Career began with a teabag

Faye Banks was written off as factory fodder when she left school at 16 with no qualifications and took unskilled work filling teabags on a production line.

The victim of a violent broken home, her childhood was spent moving around a succession of foster families and care institutions. School was something she rarely attended.

Nine years later she is celebrating being named as Young Woman Engineer of the Year, the latest in a string of awards she has won after going back to college and turning her life around.

She endured the drudgery of working on a production line for a year before taking the life-transforming decision to return to education. She attended Wakefield college in Yorkshire where in one year she passed eight GCSEs, five at grade A.

She was then taken on as an apprentice by a plastics manufacturer and added NVQs and an HNC to her list of qualifications.

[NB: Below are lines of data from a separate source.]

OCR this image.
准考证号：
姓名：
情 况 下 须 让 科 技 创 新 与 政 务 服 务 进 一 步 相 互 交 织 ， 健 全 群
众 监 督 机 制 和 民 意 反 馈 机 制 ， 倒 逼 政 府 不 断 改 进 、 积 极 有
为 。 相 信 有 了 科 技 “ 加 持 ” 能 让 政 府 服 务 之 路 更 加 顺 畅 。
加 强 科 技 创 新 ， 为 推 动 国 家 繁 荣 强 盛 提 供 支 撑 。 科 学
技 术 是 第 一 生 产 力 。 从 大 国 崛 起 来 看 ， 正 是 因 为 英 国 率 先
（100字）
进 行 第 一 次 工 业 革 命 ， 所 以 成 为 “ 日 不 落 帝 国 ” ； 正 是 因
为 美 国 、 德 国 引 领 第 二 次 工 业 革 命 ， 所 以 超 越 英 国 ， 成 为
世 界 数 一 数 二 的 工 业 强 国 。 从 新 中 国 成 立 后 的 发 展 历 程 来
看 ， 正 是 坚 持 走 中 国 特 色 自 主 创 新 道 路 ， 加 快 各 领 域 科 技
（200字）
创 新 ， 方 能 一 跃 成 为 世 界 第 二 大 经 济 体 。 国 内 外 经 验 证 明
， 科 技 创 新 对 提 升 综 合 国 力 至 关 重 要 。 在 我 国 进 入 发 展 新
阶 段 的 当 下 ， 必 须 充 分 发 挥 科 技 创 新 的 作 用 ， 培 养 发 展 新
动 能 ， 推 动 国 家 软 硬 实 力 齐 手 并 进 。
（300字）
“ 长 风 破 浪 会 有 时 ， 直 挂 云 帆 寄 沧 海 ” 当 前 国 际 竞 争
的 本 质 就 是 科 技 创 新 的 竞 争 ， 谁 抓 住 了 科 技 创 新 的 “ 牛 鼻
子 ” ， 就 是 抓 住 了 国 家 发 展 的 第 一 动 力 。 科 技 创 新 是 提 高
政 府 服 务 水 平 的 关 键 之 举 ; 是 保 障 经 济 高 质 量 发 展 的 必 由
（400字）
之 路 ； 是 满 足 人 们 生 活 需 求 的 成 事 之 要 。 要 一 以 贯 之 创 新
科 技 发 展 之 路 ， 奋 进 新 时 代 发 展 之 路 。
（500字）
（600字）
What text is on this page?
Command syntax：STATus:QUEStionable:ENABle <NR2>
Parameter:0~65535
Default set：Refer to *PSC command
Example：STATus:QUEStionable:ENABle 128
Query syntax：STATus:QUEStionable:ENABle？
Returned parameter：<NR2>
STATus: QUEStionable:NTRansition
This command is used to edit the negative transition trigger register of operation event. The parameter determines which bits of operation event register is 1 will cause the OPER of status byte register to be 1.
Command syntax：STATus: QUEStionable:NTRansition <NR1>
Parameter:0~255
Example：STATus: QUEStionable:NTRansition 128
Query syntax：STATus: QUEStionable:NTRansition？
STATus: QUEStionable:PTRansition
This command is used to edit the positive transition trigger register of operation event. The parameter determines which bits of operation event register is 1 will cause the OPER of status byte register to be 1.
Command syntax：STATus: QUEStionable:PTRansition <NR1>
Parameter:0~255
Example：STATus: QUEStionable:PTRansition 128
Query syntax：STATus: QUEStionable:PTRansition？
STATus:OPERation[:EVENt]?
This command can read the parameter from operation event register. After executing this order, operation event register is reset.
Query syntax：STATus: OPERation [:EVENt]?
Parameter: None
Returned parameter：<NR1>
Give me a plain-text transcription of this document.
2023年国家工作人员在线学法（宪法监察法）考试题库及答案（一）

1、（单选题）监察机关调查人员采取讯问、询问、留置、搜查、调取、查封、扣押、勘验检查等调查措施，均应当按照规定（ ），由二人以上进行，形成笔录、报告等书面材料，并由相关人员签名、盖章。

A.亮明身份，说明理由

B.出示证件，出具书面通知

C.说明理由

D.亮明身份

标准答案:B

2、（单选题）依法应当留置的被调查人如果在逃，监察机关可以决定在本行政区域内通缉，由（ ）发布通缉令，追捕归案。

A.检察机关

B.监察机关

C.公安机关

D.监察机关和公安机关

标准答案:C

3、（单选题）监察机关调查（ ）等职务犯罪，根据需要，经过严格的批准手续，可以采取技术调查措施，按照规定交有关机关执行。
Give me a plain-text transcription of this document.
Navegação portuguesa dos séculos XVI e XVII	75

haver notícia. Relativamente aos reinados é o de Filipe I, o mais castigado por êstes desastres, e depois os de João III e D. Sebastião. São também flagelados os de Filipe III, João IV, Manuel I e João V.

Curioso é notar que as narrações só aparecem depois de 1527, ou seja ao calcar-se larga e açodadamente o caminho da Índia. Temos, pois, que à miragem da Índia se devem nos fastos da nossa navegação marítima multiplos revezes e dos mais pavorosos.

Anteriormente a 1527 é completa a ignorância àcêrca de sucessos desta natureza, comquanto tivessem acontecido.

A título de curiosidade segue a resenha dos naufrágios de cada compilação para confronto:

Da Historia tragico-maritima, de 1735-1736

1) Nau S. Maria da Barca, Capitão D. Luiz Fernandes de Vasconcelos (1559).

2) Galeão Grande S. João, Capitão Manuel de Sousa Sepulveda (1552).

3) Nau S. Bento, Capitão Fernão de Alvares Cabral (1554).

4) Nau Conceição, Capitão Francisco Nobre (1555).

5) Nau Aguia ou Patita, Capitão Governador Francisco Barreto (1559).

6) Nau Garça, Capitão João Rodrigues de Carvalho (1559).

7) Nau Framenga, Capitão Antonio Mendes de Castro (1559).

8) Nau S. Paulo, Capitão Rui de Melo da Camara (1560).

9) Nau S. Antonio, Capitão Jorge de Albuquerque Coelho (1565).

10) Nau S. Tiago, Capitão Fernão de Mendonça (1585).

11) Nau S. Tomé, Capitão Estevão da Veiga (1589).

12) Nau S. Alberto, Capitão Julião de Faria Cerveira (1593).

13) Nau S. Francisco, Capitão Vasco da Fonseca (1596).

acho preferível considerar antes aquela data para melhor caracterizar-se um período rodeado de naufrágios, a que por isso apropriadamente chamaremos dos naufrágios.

Now she is studying for a masters degree in mechanical engineering at the Open University so that she can fulfil her ambition of becoming a chartered engineer and travel the world as a leading machinery designer.

"When I left school I had no direction in life," she said. "People told me I was a failure and I believed them. I was stigmatised because of my family background.

"I became so frustrated in my first job, I realised there was no way I wanted to do this for the rest of my life. Going to college gave me the opportunity to change. People there believed in me and gave me so much support. Achieving this award is just a dream for me. It is fantastic."

Award sponsor the Institute of Incorporated Engineers said before presenting her with her pound;1,000 prize: "Faye's determination to succeed is second to none. She's no stranger to adversity but her strength and desire to do well have led her to become a well-established engineer."

Over the next 12 months she will visit schools and colleges throughout the country promoting engineering as a career choice for other young women.

Ms Banks said it was in the tea-packing plant that she developed her passion for engineering. Whenever any technical faults occurred on her line, she had to wait for an engineer to arrive.

To understand the problems herself, she began to liaise with the engineers and that sparked her ambition.

She now works for Lever Faberge, who headhunted her two years ago after she won the Yorkshire Woman of Achievement Business Award and the Mary George Memorial Prize.

They wanted her to bring one of their deodorant production lines up to world-class standard, and sponsored her for her masters degree.

She is also an ambassador for the NSPCC, visiting children's homes to tell her story and helping others to believe that they can achieve similar success.